"On the soft sand,
See there his seal impress'd! And on that bank
Behold the glitt'ring spoils, half-eaten fish,
Scales, fins, and bones, the leavings of his feast."
The spears were used in aid of the dogs. When an otter is wounded, he makes directly to land, where he maintains an obstinate defence:—
"Lo! to yon sedgy bank
He creeps disconsolate; his numerous foes
Surround him, hounds and men. Pierc'd through and through,
On pointed spears they lift him high in air;
Bid the loud horns, in gaily warbling strains,
Proclaim the spoiler's fate: he dies, he dies."

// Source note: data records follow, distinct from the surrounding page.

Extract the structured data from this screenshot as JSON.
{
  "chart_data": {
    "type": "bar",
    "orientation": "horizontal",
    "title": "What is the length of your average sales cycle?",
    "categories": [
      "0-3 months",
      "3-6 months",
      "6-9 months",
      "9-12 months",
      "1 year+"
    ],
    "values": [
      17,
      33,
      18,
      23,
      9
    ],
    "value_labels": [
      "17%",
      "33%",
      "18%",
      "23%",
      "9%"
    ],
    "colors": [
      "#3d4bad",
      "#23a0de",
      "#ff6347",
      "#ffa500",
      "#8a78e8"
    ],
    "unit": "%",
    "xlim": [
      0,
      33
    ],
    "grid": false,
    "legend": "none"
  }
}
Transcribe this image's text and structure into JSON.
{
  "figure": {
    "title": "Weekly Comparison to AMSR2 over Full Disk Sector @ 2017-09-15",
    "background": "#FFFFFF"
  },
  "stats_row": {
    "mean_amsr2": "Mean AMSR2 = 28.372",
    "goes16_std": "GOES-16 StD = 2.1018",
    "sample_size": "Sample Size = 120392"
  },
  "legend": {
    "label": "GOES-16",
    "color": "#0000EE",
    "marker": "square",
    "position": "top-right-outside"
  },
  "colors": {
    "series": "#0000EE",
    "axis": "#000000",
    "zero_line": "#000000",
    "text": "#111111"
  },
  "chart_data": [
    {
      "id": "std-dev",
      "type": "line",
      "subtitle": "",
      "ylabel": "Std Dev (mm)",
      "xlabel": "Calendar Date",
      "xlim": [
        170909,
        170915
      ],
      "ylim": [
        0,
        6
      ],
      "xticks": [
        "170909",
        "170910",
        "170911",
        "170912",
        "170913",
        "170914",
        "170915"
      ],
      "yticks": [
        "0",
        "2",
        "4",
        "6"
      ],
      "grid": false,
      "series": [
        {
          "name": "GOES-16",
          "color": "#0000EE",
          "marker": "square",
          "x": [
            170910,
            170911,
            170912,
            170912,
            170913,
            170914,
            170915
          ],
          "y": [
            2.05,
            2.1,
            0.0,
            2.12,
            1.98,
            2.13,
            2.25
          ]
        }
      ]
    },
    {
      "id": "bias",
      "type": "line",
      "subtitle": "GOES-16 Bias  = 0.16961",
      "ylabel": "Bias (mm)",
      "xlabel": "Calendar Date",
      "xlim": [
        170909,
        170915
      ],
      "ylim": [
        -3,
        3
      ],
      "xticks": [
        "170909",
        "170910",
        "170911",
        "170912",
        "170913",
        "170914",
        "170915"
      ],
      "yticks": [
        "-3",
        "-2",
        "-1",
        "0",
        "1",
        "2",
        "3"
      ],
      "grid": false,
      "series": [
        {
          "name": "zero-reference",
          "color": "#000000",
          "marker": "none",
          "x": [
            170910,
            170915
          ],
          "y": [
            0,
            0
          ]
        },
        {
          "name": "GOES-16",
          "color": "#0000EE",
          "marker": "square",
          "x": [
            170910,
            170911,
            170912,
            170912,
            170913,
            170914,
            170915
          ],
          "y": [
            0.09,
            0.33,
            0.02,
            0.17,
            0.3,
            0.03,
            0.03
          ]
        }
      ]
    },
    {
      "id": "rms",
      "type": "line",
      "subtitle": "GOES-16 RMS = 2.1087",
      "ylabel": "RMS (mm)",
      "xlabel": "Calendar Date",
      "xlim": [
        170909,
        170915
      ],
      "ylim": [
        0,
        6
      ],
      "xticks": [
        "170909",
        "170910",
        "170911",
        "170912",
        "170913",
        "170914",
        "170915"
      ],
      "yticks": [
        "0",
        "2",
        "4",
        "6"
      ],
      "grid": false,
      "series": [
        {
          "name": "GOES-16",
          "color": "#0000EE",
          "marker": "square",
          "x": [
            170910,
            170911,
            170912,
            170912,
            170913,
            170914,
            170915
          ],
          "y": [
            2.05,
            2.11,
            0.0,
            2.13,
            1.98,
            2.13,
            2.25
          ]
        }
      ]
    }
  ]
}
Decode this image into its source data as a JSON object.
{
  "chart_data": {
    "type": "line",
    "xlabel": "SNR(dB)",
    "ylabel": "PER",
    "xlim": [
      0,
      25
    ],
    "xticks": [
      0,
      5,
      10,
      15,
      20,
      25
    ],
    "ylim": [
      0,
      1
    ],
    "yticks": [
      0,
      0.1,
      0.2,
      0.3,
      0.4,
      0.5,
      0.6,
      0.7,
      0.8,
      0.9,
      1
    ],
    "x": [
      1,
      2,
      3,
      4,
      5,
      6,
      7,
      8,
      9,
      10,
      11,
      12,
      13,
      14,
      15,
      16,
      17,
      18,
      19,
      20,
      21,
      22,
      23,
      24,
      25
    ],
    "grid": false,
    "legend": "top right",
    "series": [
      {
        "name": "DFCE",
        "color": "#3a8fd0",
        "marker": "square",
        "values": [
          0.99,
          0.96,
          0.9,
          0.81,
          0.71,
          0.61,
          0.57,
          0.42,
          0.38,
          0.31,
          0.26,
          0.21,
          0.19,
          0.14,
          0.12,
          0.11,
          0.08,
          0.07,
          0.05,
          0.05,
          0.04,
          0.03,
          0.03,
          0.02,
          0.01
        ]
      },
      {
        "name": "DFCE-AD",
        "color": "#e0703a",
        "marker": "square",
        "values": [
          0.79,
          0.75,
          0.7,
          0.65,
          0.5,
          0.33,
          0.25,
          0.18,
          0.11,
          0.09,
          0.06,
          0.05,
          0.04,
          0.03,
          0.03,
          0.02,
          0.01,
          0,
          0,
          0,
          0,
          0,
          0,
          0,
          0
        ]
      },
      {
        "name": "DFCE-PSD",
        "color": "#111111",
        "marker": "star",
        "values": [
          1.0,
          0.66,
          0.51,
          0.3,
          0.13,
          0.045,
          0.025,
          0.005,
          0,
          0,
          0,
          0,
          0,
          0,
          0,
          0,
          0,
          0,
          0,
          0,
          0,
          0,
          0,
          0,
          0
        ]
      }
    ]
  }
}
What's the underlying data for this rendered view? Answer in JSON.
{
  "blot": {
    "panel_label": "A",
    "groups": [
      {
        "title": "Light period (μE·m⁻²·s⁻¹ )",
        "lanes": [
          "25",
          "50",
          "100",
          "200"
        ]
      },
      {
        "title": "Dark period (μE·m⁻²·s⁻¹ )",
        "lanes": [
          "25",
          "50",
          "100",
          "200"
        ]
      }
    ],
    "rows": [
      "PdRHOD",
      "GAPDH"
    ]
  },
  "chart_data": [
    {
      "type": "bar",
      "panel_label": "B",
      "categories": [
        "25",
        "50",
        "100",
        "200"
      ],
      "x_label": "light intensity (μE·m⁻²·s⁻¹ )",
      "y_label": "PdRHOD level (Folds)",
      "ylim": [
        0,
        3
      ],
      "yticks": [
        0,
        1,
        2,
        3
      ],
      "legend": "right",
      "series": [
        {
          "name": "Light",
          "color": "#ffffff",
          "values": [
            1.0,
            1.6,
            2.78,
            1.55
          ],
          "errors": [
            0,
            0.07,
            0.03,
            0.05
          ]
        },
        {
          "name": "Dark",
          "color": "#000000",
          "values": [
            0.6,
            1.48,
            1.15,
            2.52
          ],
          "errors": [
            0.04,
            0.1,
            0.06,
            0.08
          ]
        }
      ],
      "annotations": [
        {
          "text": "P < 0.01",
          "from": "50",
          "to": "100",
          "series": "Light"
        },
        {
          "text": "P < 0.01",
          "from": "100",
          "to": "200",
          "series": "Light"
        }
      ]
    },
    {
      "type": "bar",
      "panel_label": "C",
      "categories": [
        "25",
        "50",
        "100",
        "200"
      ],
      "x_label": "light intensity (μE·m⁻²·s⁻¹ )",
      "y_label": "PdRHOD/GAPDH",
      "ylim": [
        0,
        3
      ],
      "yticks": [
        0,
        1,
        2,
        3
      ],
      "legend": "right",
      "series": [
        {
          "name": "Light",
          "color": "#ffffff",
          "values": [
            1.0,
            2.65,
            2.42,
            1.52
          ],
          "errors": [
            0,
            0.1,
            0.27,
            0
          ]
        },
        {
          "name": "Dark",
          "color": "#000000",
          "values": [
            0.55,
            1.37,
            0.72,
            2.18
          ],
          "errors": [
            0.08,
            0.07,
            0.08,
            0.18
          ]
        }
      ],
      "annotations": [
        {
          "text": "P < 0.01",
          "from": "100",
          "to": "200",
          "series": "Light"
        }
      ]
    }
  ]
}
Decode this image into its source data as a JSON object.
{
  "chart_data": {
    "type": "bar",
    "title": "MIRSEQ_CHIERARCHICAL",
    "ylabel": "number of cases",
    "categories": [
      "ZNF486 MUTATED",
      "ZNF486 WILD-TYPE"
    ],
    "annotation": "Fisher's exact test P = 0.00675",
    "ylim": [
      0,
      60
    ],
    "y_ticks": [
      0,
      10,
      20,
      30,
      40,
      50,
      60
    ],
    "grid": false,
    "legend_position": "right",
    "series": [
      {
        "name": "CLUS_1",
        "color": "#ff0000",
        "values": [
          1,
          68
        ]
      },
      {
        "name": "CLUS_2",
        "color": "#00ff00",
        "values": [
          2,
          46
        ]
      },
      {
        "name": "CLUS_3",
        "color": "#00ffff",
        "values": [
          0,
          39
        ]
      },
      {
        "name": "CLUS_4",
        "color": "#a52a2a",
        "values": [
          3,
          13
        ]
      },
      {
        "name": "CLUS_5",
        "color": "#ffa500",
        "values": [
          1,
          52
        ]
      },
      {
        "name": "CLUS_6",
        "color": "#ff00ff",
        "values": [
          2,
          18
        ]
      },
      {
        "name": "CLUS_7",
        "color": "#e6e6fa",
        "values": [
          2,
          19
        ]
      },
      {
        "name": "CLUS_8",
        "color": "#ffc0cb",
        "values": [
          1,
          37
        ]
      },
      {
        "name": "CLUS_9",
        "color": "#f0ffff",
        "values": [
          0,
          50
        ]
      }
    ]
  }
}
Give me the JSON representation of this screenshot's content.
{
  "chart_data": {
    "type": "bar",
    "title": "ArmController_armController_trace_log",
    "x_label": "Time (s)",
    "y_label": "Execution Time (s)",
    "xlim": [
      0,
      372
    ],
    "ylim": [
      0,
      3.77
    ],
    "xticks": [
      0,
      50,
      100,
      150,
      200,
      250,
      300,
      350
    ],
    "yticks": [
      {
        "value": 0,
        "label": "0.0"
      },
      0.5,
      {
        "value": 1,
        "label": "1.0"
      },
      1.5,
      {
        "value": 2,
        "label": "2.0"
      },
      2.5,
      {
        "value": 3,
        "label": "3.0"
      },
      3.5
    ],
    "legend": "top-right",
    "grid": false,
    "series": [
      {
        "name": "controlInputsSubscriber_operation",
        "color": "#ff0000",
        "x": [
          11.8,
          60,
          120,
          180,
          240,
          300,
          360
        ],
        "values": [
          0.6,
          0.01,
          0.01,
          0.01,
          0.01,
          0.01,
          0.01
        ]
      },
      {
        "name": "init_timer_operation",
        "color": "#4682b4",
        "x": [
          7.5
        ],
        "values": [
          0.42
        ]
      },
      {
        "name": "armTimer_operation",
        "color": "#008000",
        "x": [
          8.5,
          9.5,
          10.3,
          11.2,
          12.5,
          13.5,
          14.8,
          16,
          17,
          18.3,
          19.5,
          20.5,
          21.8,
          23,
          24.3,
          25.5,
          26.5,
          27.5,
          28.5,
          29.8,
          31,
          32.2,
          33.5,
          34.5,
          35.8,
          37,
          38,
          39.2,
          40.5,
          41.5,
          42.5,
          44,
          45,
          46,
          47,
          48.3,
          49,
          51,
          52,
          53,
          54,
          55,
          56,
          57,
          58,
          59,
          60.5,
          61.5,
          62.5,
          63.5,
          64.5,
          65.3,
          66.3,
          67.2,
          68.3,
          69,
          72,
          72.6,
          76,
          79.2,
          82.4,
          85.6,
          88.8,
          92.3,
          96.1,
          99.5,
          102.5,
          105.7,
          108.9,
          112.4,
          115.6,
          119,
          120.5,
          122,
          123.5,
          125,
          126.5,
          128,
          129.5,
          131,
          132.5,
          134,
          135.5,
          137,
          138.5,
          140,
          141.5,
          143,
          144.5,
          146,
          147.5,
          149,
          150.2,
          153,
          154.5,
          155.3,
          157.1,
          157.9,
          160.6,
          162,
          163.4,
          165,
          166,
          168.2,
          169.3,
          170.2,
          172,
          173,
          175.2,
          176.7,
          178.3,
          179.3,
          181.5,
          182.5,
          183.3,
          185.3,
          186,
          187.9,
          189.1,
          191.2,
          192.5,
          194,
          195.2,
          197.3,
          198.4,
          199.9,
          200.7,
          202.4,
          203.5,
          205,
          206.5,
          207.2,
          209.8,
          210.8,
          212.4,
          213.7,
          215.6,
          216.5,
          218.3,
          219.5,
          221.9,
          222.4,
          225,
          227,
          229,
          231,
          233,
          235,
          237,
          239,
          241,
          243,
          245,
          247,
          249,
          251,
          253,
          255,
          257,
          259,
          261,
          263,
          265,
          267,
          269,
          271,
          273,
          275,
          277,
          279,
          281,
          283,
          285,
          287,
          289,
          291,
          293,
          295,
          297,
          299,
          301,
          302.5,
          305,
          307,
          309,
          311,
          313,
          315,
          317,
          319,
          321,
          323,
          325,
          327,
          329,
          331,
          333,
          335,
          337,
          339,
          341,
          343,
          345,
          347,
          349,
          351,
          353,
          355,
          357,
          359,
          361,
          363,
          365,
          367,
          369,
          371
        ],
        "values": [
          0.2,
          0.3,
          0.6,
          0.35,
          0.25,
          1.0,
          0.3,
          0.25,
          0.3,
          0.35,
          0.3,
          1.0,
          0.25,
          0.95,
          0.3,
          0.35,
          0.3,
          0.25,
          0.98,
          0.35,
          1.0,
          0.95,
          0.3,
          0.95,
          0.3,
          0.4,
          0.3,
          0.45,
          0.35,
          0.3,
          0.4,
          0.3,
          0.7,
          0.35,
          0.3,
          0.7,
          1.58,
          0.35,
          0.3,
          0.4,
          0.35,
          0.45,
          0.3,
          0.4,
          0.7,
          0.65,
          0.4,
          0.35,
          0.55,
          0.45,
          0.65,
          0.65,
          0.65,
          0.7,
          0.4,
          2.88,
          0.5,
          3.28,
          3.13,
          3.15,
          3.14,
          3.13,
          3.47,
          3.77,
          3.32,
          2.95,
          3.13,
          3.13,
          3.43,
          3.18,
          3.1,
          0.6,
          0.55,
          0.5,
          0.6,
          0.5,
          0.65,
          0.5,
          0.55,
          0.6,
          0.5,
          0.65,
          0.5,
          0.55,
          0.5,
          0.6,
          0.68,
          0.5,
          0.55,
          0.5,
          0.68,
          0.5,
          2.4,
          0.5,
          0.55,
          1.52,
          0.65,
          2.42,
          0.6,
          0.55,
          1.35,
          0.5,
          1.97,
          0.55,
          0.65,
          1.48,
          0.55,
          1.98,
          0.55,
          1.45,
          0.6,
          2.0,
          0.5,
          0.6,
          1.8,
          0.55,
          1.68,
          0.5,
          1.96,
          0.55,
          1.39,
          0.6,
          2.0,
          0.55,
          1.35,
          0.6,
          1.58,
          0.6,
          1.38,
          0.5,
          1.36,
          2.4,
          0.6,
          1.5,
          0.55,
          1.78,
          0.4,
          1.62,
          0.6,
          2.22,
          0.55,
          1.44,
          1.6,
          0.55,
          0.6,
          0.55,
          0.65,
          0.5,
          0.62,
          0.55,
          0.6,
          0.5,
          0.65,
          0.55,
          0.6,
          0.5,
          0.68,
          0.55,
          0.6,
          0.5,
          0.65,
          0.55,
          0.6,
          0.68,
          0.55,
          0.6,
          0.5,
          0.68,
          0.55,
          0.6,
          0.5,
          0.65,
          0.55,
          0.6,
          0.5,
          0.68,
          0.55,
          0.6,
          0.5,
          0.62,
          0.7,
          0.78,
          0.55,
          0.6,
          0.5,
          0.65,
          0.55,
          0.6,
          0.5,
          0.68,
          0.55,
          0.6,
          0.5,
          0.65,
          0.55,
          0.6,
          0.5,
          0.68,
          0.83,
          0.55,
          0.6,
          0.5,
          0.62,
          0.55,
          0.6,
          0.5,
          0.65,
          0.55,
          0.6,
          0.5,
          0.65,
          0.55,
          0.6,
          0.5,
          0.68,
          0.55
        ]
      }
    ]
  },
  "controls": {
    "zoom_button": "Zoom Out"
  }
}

The male otter never makes any complaint when seized by the dogs, or even when transfixed with a spear, but the females emit a very shrill squeal. In the year 1796, near Bridgenorth, on the river Wherfe, four otters were killed. One stood three, another four hours before the dogs, and was scarcely a minute out of sight. In April 1804, the otter-hounds of Mr. Coleman, of Leominster, killed an otter of extraordinary size. It measured from the nose to the end of the tail, four feet ten inches, and weighed thirty-four and a half pounds. This animal was supposed to be eight years old, and to have destroyed for the last five years a ton of fish annually. The destruction of fish by this animal is, indeed, very great, for he will eat none unless it be perfectly fresh, and what he takes himself. By his mode of eating them he causes a still greater consumption, for so soon as an otter catches a fish he drags it on shore, devours it to the vent, and, unless pressed by extreme hunger, always leaves the remainder, and takes to the water in search of more. In rivers it is always observed to swim against the stream, in order to meet its prey.
Otters bite very severely, and they will seize upon a dog with the utmost ferocity, and will shake it as a terrier does a rat. The jaws of the otter are so constructed, that even when dead it is difficult to separate them, as they adhere with the utmost tenacity. Otters are frequently found on the banks of the Thames, and a large one was caught in an eel-basket, near Windsor, but the hunting of them is discontinued.